SeaWeb has since moved on to a variety of other projects, all aimed at changing your eating habits for the good of one politically-correct species or another. The Packard Foundation is bankrolling SeaWeb’s “Caviar Emptor” program, which seeks to reduce the demand for Caspian caviar, “a luxury product no one really needs.” Memo to Fenton Communications: we’ll decide what to eat, thank you.

SeaWeb is a charter member of COMPASS (the Communications Partnership for Science and the Sea), a Pew- and Packard-funded Washington PR office for ocean issues. It also operates the misleadingly named Seafood Choices Network, a web site where you can be lectured on the political correctness of eating over two dozen fish species. “To dine or not to dine” verdicts are handed down by SeaWeb “partners” NRDC, Environmental Defense, the National Audubon Society, and the Monterey Bay Aquarium. All are frequent Pew and Packard donees, and all are present or former Fenton Communications clients.


In April 1999, at the height of the “Give Swordfish a Break!” campaign, the Washington Post called all 78 of the restaurants that SeaWeb claimed were participating in its Atlantic swordfish boycott.

“About a quarter of the restaurateurs said they do indeed serve swordfish,” reported the Post. “Some said they had participated in the campaign for a short while, but then reneged after customers asked for swordfish or because they thought the ban was over. A couple of restaurateurs didn’t remember signing a pledge…

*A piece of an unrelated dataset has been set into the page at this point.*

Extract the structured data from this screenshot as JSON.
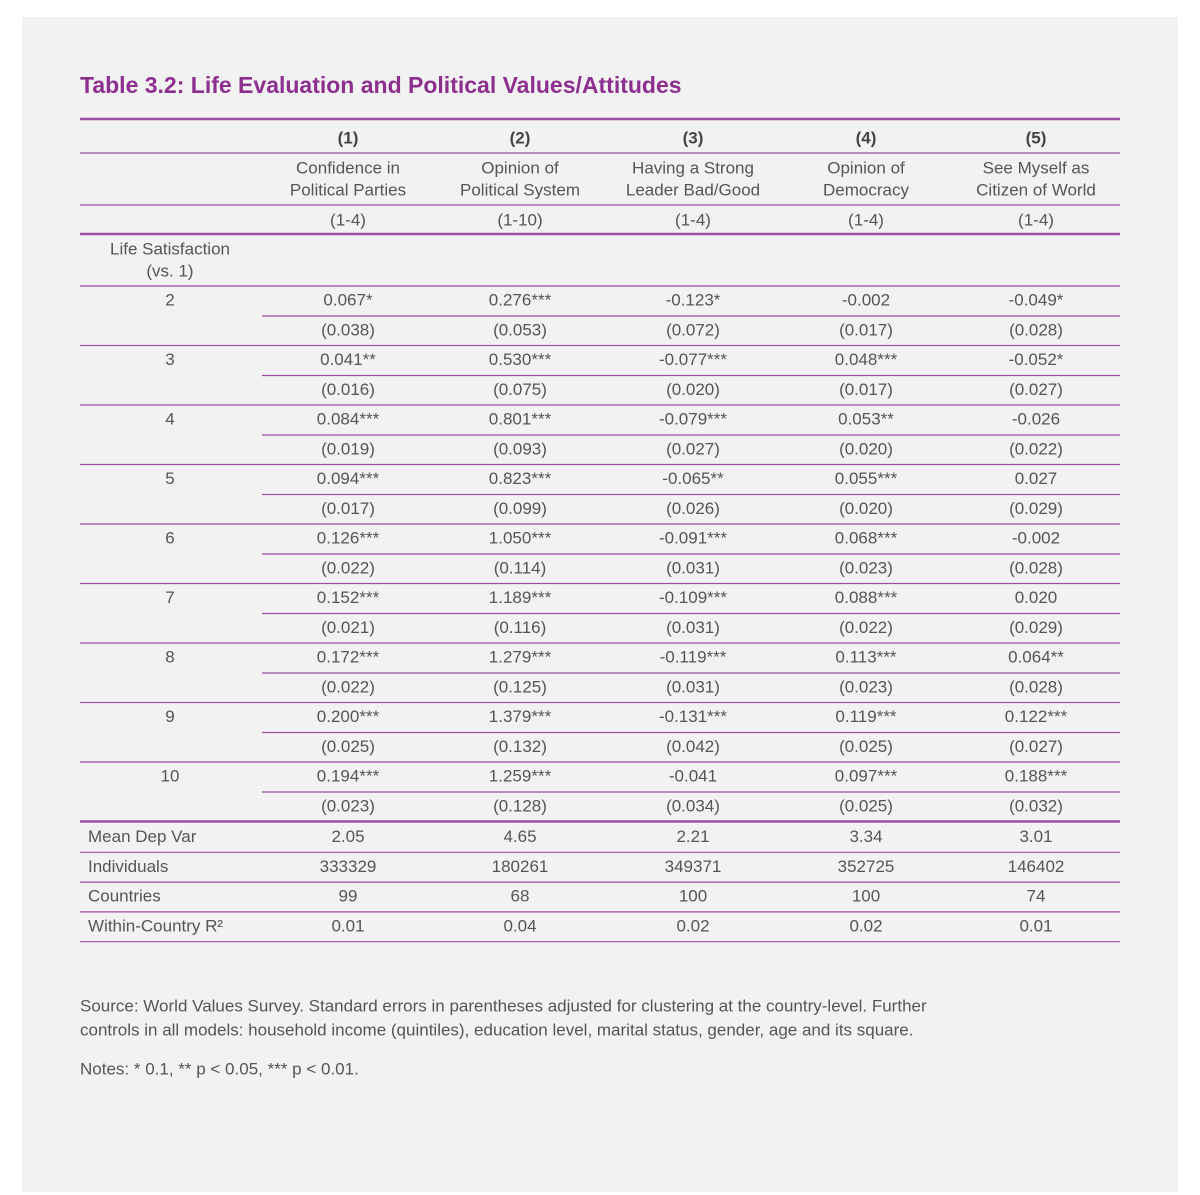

“Even among the majority who had stopped serving it, things weren’t always clear-cut. A few restaurateurs said they joined the campaign but had taken swordfish off their menus for other reasons. A couple more said that they had never served swordfish in the first place or that it had been offered as a special and so was never a big part of their menu anyway. A few more said they were having second thoughts about continuing their participation.

“And in at least two cases, it was hard to tell whether swordfish was on or off the menu because the restaurateurs hedged their answers after learning why the Post was inquiring.”

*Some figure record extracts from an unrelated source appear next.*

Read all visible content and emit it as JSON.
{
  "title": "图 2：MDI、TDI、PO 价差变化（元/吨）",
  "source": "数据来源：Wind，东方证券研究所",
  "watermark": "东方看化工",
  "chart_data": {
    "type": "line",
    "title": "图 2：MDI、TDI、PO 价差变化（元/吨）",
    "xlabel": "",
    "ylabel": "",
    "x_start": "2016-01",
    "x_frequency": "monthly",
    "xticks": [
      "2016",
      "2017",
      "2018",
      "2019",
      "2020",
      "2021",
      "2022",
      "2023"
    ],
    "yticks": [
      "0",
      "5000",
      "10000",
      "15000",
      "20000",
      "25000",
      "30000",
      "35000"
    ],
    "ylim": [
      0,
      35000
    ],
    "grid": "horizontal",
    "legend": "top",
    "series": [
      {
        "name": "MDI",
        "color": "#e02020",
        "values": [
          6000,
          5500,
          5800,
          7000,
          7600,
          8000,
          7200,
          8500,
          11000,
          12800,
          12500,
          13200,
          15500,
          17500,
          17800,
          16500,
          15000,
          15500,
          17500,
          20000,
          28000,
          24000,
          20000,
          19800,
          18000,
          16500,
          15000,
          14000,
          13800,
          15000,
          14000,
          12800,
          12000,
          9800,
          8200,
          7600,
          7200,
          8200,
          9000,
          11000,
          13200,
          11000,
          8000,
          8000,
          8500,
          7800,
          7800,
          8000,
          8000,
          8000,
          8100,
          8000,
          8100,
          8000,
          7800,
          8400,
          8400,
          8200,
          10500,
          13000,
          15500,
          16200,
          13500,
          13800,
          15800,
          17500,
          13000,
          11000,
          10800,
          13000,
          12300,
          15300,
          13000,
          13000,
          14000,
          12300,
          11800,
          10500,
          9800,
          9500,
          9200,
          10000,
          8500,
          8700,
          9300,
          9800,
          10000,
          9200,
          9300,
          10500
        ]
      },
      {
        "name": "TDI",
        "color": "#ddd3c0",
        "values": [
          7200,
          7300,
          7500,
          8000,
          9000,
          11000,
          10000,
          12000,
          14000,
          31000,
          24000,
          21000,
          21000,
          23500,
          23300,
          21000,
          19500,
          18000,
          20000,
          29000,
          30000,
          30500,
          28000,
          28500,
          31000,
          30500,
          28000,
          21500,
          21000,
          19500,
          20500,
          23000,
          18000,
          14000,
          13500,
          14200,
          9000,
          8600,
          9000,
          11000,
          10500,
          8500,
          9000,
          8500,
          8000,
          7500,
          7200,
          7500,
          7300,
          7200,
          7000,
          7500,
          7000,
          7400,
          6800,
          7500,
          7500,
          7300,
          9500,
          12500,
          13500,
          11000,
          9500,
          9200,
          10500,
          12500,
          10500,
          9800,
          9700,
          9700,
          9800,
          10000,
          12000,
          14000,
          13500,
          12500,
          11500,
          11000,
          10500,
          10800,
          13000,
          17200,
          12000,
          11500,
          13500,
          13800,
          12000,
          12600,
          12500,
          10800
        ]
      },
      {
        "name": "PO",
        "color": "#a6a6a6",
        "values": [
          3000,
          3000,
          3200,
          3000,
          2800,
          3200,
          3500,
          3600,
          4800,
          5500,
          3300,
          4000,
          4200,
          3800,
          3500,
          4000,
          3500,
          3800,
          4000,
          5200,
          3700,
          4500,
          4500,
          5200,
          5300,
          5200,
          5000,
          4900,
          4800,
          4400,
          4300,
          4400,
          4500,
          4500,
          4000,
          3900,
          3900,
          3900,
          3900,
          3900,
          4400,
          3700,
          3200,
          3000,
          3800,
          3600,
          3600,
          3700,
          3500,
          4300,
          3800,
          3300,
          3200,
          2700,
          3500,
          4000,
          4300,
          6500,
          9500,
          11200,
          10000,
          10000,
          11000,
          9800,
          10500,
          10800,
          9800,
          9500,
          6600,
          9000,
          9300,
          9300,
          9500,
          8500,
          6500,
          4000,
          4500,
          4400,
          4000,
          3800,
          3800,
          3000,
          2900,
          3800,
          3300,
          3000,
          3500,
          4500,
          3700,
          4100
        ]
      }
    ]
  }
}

When SeaWeb and the Natural Resources Defense Council announced their joint effort to discourage the consumption of Caspian Sea sturgeon caviar, a news release blamed the imported caviar market for the “overfishing” of these sturgeon. SeaWeb’s web site still publicly brands the food as “a luxury product no one really needs and for which there are a number of viable alternatives.”

Within three weeks of SeaWeb’s proclamation, Whole Foods Markets announced that it would begin selling a new “sustainable alternative to endangered wild sturgeon.” The news release was promoted to the mass media by another Washington PR outfit called Environmental Media Services (EMS). Could this be the “viable alternative” that SeaWeb is so keen on?

Consider this: Whole Foods and EMS are both clients of Fenton Communications. It’s probably not a coincidence that one Fenton client is trying to skew public perception of an issue that could benefit another client.

And another Fenton Client, EcoFish, is promoting its wares (again, with the help of EMS) as a “sustainable alternative” to so-called “overfished” species like Chilean sea bass and (of course) Atlantic swordfish. The real purpose behind SeaWeb’s campaigns seems to be to drive business to Fenton Communications’ other clients.

In the legal world they call this “conflict of interest.” In the Public Relations world, it’s called “synergy.” Let the buyer beware.